Leasing a commercial property

Lease costs

This page has information about the costs associated with a business lease in the Northern Territory (NT). 

Bonds and rent

Bonds

Some leases may require you to lodge a security deposit, which should be held by solicitors or real estate agents in a trust account.

Rent

A landlord may require you to pay rent in advance. This is usually the amount payable for one rental period under the lease.

Calculating rent

There are several different ways to calculate the amount of rent payable.

Turnover rent

One way to determine the amount of rent to be paid under a lease is to decide on a percentage of the turnover of your business.
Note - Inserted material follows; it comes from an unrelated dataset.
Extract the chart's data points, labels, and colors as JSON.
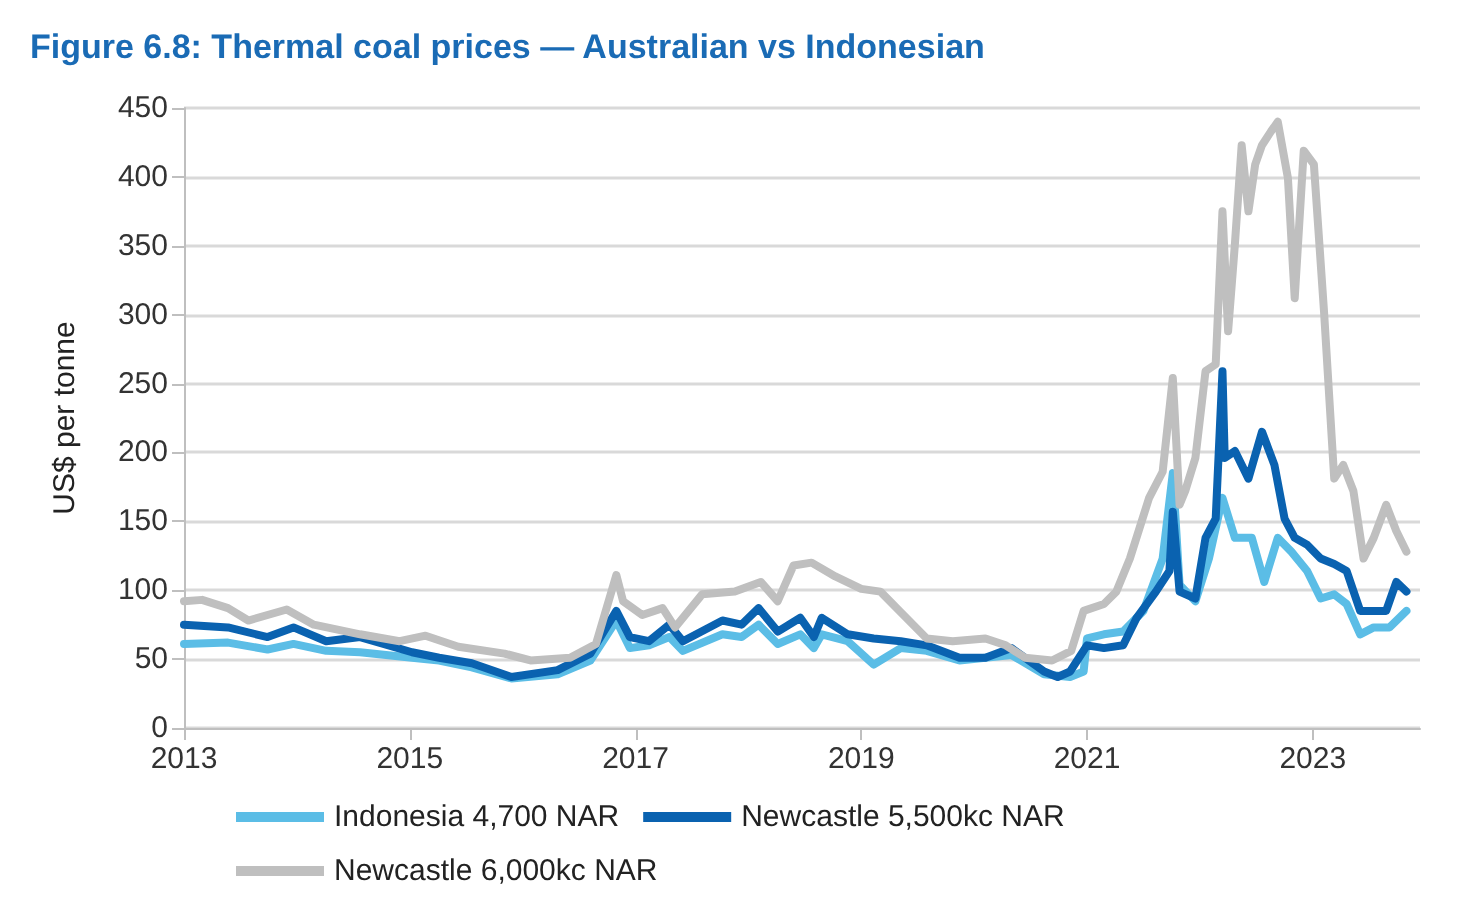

This is known as turnover rent.

Current market rent

The current market rent is based on the rent that would reasonably be paid for a vacant shop on the open market.

If you disagree with the landlord’s assessment, the Commissioner of Business Tenancies can nominate a specialist retail valuer to determine the current market rent.

Index of price or wages

In this case the rent is tied to a formula that is based on the movement in the Consumer Price Index (CPI).

Fixed percentage of base rent

The base rent in a retail shop lease can be varied by any percentage negotiated and agreed to by the landlord and tenant.

Fixed annual amount

The base rent in a retail shop lease can be varied by any fixed amount as negotiated between the parties.

Rent reviews

The lease must specify when a rent review will be conducted and how it is to be done.

Other considerations

Outgoings

Under some leases, you may be required to contribute to the landlord’s outgoing expenses in addition to rent, as specified in the lease. 

Typical outgoing expenses include all of the following:

  • lighting
  • cleaning
  • air conditioning of common areas
  • centre management costs
  • rates, taxes and levies
  • insurance premiums.

Key money and goodwill

The Business Tenancies (Fair Dealings) Act prohibits a landlord from seeking or accepting any payment to secure the granting, renewing, extending or assigning of a lease.

Sinking funds

The landlord may require you to contribute to a sinking fund for maintenance and repairs to the premises.

Sinking funds are subject to strict auditing provisions.

Permitted use

The permitted use clause of a lease determines what type of business you can operate from the leased premises.

Promotion and advertising

A landlord cannot require you to undertake advertising or promotion of your business.

However, if the shop is in a shopping centre, you may be required to contribute separately to the promotion and advertising of the shopping centre in which the leased premises are located.

Other payments

Your landlord is able to require that you pay for any the following, if specified in the lease:

  • damages for breach of a term of a lease
  • an indemnity for loss or damage the landlord suffers as a result of your actions or omissions
  • interest on arrears of rent and outgoings
  • the landlord’s reasonable expenses incurred in investigating a proposed assignee
  • the landlord’s reasonable expenses of and incidental to an assignment of a retail shop lease and any consents to the assignment
  • amounts spent by the landlord in fitting out the leased shop
  • granting a franchise in relation to the granting of a retail shop lease
  • payment for plant, equipment, fixtures and fittings sold by the landlord in connection with the granting of the lease.